Hoge Raad, 18-06-2010, BL9596, 08/04464
Hoge Raad, 18-06-2010, BL9596, 08/04464
Gegevens
- Instantie
- Hoge Raad
- Datum uitspraak
- 18 juni 2010
- Datum publicatie
- 18 juni 2010
- ECLI
- ECLI:NL:HR:2010:BL9596
- Formele relaties
- Conclusie: ECLI:NL:PHR:2010:BL9596
- Zaaknummer
- 08/04464
Inhoudsindicatie
Verbintenissenrecht. Aansprakelijkheid voor niet-ondergeschikten (art. 6:171 BW). Werkzaamheden verricht ter uitoefening bedrijf opdrachtgever. Art. 6:171 BW is, ofschoon aan haar de gedachte ten grondslag ligt dat een buitenstaander veelal niet kan onderscheiden of de schade te wijten is aan en fout van een ondergeschikte of van een ander die ter uitoefening van het desbetreffende bedrijf werkzaamheden verricht, ook van toepassing als de schade duidelijk is veroorzaakt door een fout van een niet-ondergeschikte. Schadebeperkingsplicht. Motivering.
Uitspraak
18 juni 2010
Eerste Kamer
08/04464
EE/IS
Hoge Raad der Nederlanden
Arrest
in de zaak van:
1. [Eiseres 1],
2. [Eiseres 2],
beide gevestigd te [vestigingsplaats],
3. [Eiser 3],
4. [Eiseres 4],
beiden wonende te [woonplaats],
EISERS tot cassatie, verweerders in het incidentele cassatieberoep,
advocaat: mr. B.T.M. van der Wiel,
t e g e n
SIJM AGRO B.V.,
gevestigd te Zwaagdijk,
gemeente Wervershoof,
VERWEERSTER in cassatie, eiseres in het incidentele cassatieberoep,
advocaat: mr. J.A.M.A. Sluysmans.
Partijen zullen hierna ook worden aangeduid als [eiser] c.s. en Sijm Agro, eiseres onder 1 ook als [eiseres 1], eiser onder 3 ook als [eiser 3].
1. Het geding in feitelijke instanties
Voor het verloop van het geding in feitelijke instanties verwijst de Hoge Raad naar de navolgende stukken:
a. de vonnissen in de zaak 82880/HA ZA 05-848 van de rechtbank Alkmaar van 18 januari 2006 en 20 december 2006,
b. het arrest in de zaak 106.006.778/01 van het gerechtshof te Amsterdam van 24 juli 2008.

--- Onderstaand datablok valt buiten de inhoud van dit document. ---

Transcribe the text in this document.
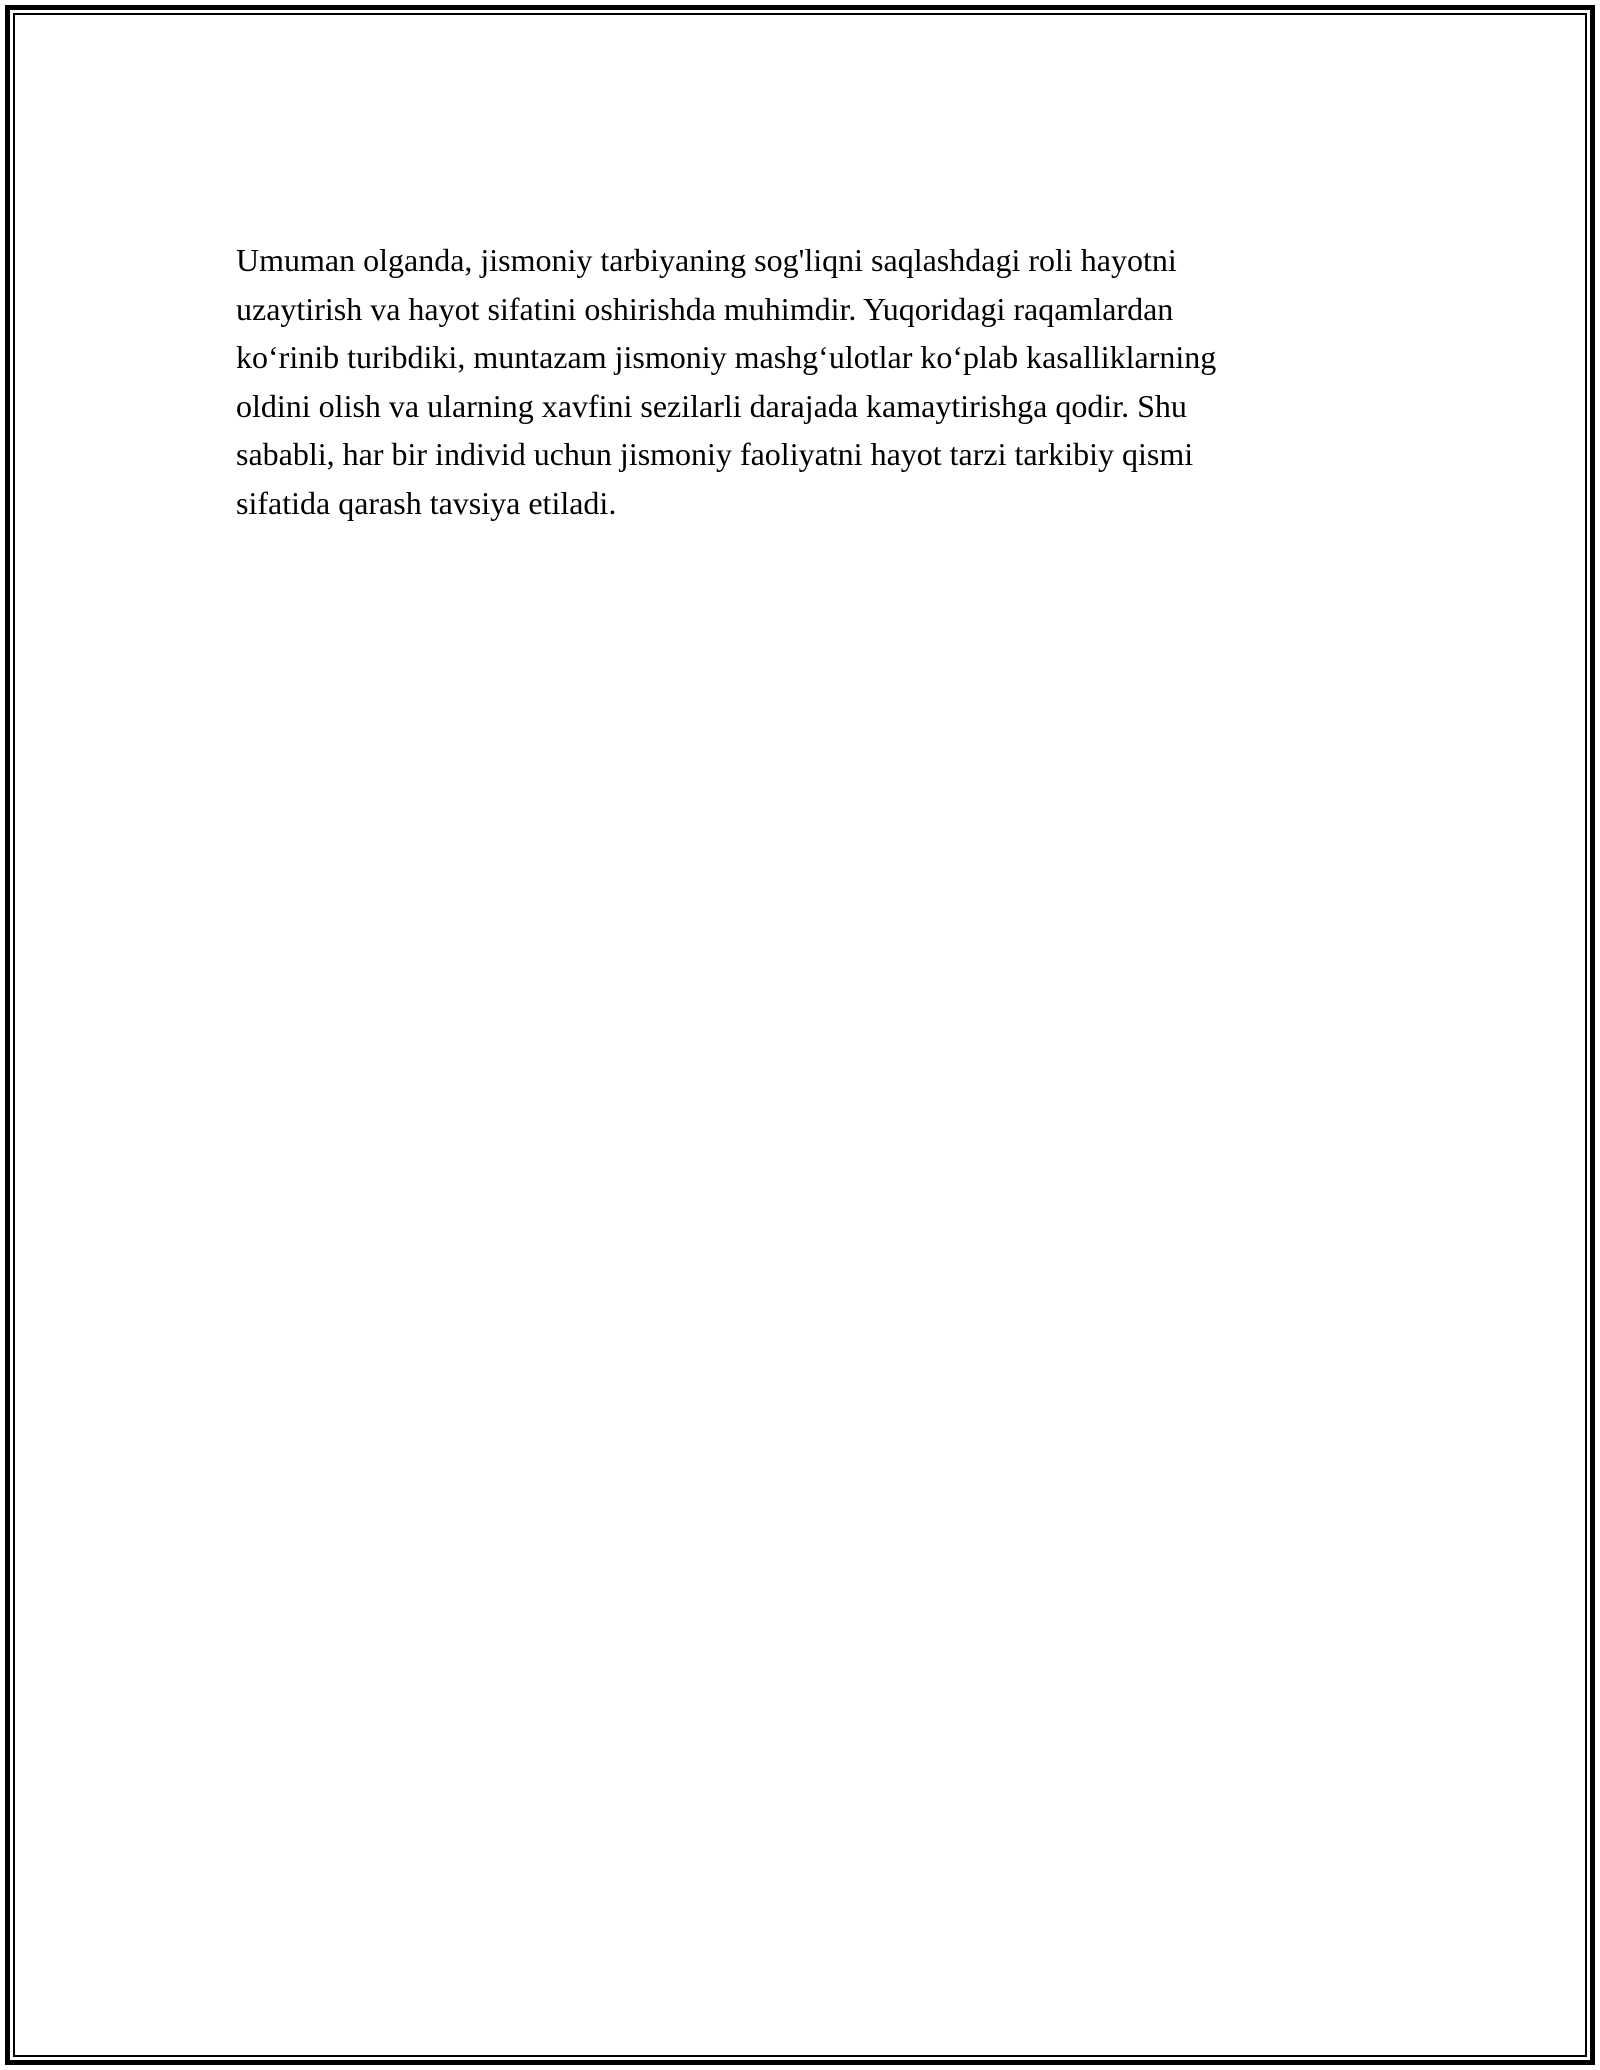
Umuman olganda, jismoniy tarbiyaning sog'liqni saqlashdagi roli hayotni
uzaytirish va hayot sifatini oshirishda muhimdir. Yuqoridagi raqamlardan
ko‘rinib turibdiki, muntazam jismoniy mashg‘ulotlar ko‘plab kasalliklarning
oldini olish va ularning xavfini sezilarli darajada kamaytirishga qodir. Shu
sababli, har bir individ uchun jismoniy faoliyatni hayot tarzi tarkibiy qismi
sifatida qarash tavsiya etiladi.
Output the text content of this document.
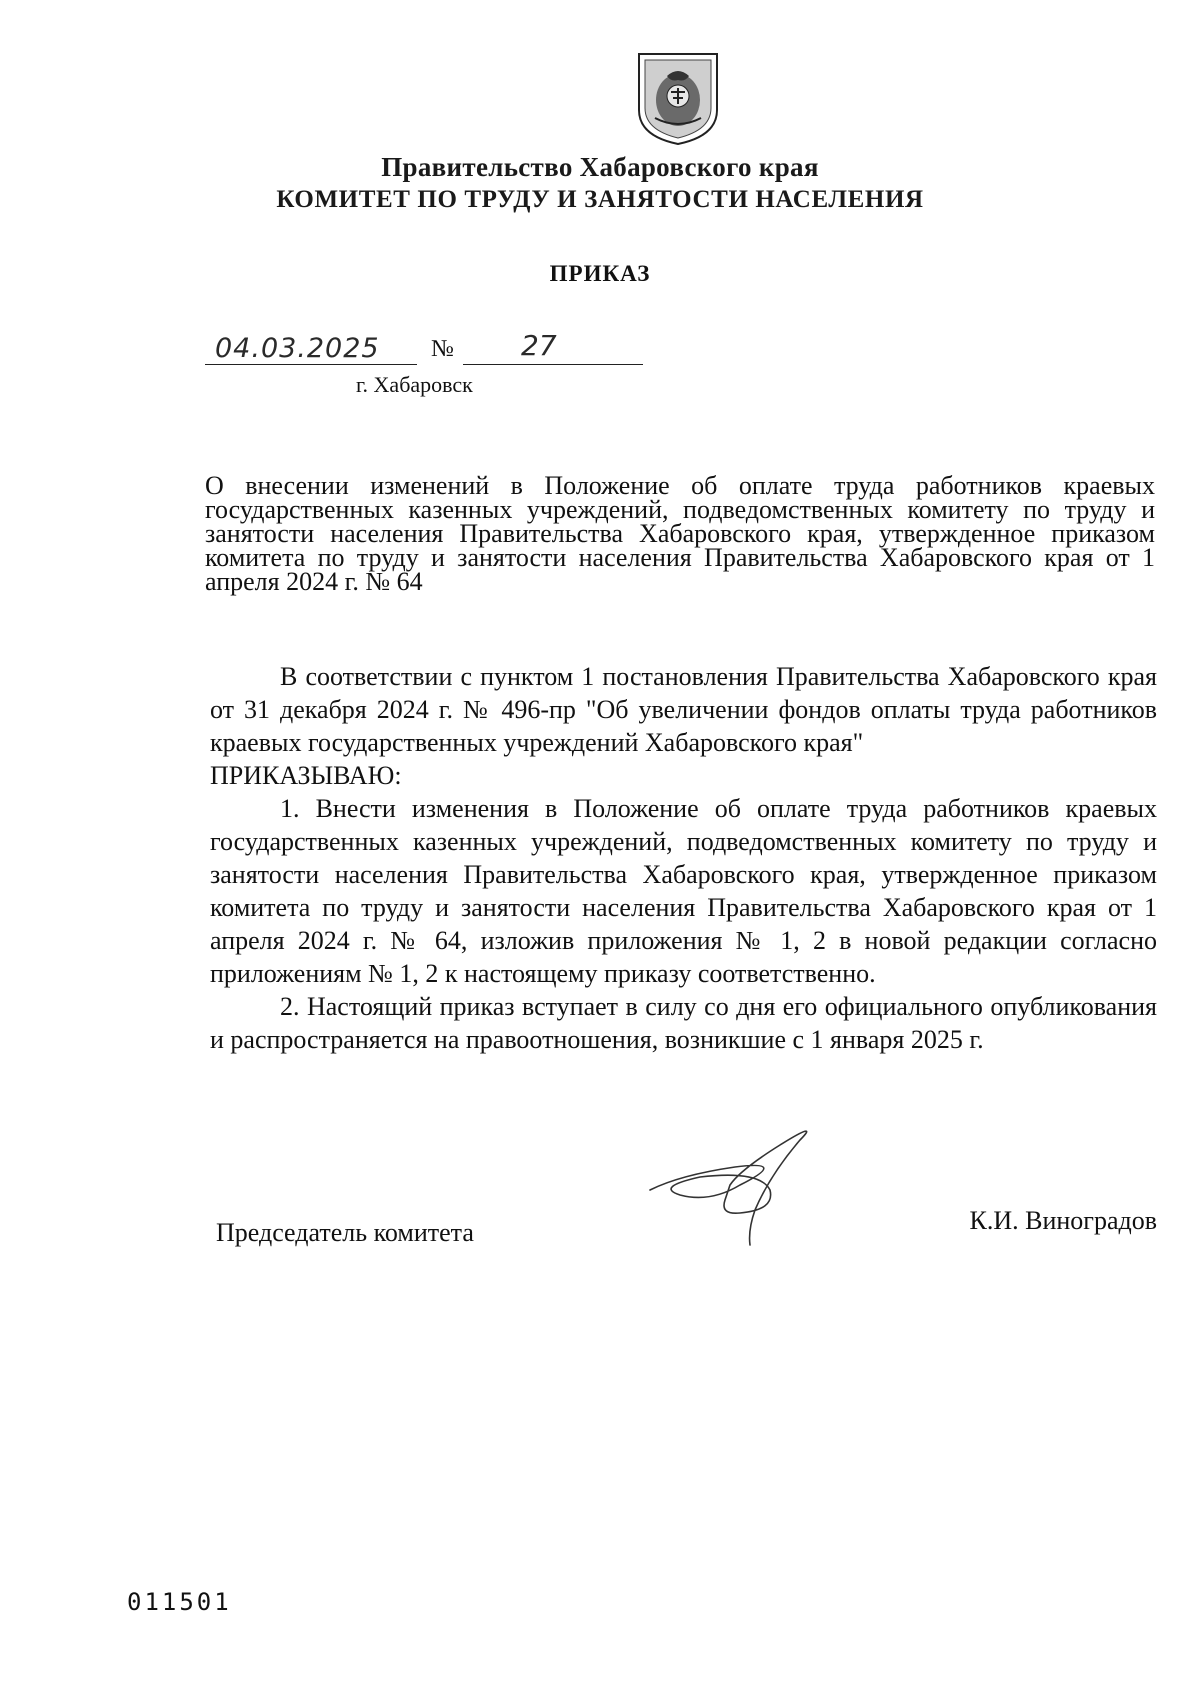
Правительство Хабаровского края
КОМИТЕТ ПО ТРУДУ И ЗАНЯТОСТИ НАСЕЛЕНИЯ
ПРИКАЗ
04.03.2025 № 27
г. Хабаровск
О внесении изменений в Положение об оплате труда работников краевых государственных казенных учреждений, подведомственных комитету по труду и занятости населения Правительства Хабаровского края, утвержденное приказом комитета по труду и занятости населения Правительства Хабаровского края от 1 апреля 2024 г. № 64

В соответствии с пунктом 1 постановления Правительства Хабаровского края от 31 декабря 2024 г. № 496-пр "Об увеличении фондов оплаты труда работников краевых государственных учреждений Хабаровского края"

ПРИКАЗЫВАЮ:

1. Внести изменения в Положение об оплате труда работников краевых государственных казенных учреждений, подведомственных комитету по труду и занятости населения Правительства Хабаровского края, утвержденное приказом комитета по труду и занятости населения Правительства Хабаровского края от 1 апреля 2024 г. № 64, изложив приложения № 1, 2 в новой редакции согласно приложениям № 1, 2 к настоящему приказу соответственно.

2. Настоящий приказ вступает в силу со дня его официального опубликования и распространяется на правоотношения, возникшие с 1 января 2025 г.

Председатель комитета	К.И. Виноградов
011501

Het arrest van het hof is aan dit arrest gehecht.
2. Het geding in cassatie
Tegen het arrest van het hof hebben [eiser] c.s. beroep in cassatie ingesteld. Sijm Agro heeft incidenteel cassatieberoep ingesteld. De cassatiedagvaarding en de conclusie van antwoord tevens houdende incidenteel cassatieberoep zijn aan dit arrest gehecht en maken daarvan deel uit.
Sijm Agro heeft in het principaal cassatieberoep tot referte geconcludeerd. In het incidenteel cassatieberoep hebben [eiser] c.s. tot verwerping geconcludeerd.
De zaak is voor partijen toegelicht door hun advocaten en voor [eiser] c.s. mede door mr. J. Mencke, advocaat te Amsterdam.
De conclusie van de Advocaat-Generaal J. Spier strekt in het principale en het incidentele cassatieberoep tot verwerping.
De advocaat van Sijm Agro heeft bij brief van 9 april 2010 op die conclusie gereageerd.
3. Uitgangspunten in cassatie
3.1 In cassatie kan van het volgende worden uitgegaan.
(i) In 2003 heeft [eiseres 1] de vennootschap onder firma [A] (hierna: [A]) opdracht gegeven een bij haar in gebruik zijnd perceel grond, bestemd voor de bloembollenteelt, te bespuiten met het bestrijdingsmiddel Round-Up. Deze werkzaamheden zijn op 21 augustus 2003 uitgevoerd door [betrokkene 1], een werknemer van [A].
(ii) Het bedoelde perceel grensde aan de oostzijde aan een perceel grond van Sijm Agro, waarop deze penen teelde.
(iii) Op 7 juni 2003 heeft Sijm Agro een overeenkomst (hierna: de koopovereenkomst) gesloten met [B] B.V. (hierna: [B]), inhoudende de levering van de opbrengst penen van het onder (ii) genoemde perceel voor 1 mei 2004 aan [B] tegen een prijs van € 14,50 (excl. BTW) per 100 kilogram (netto)opbrengst, waarbij de peen klasse KCB 1 diende te zijn.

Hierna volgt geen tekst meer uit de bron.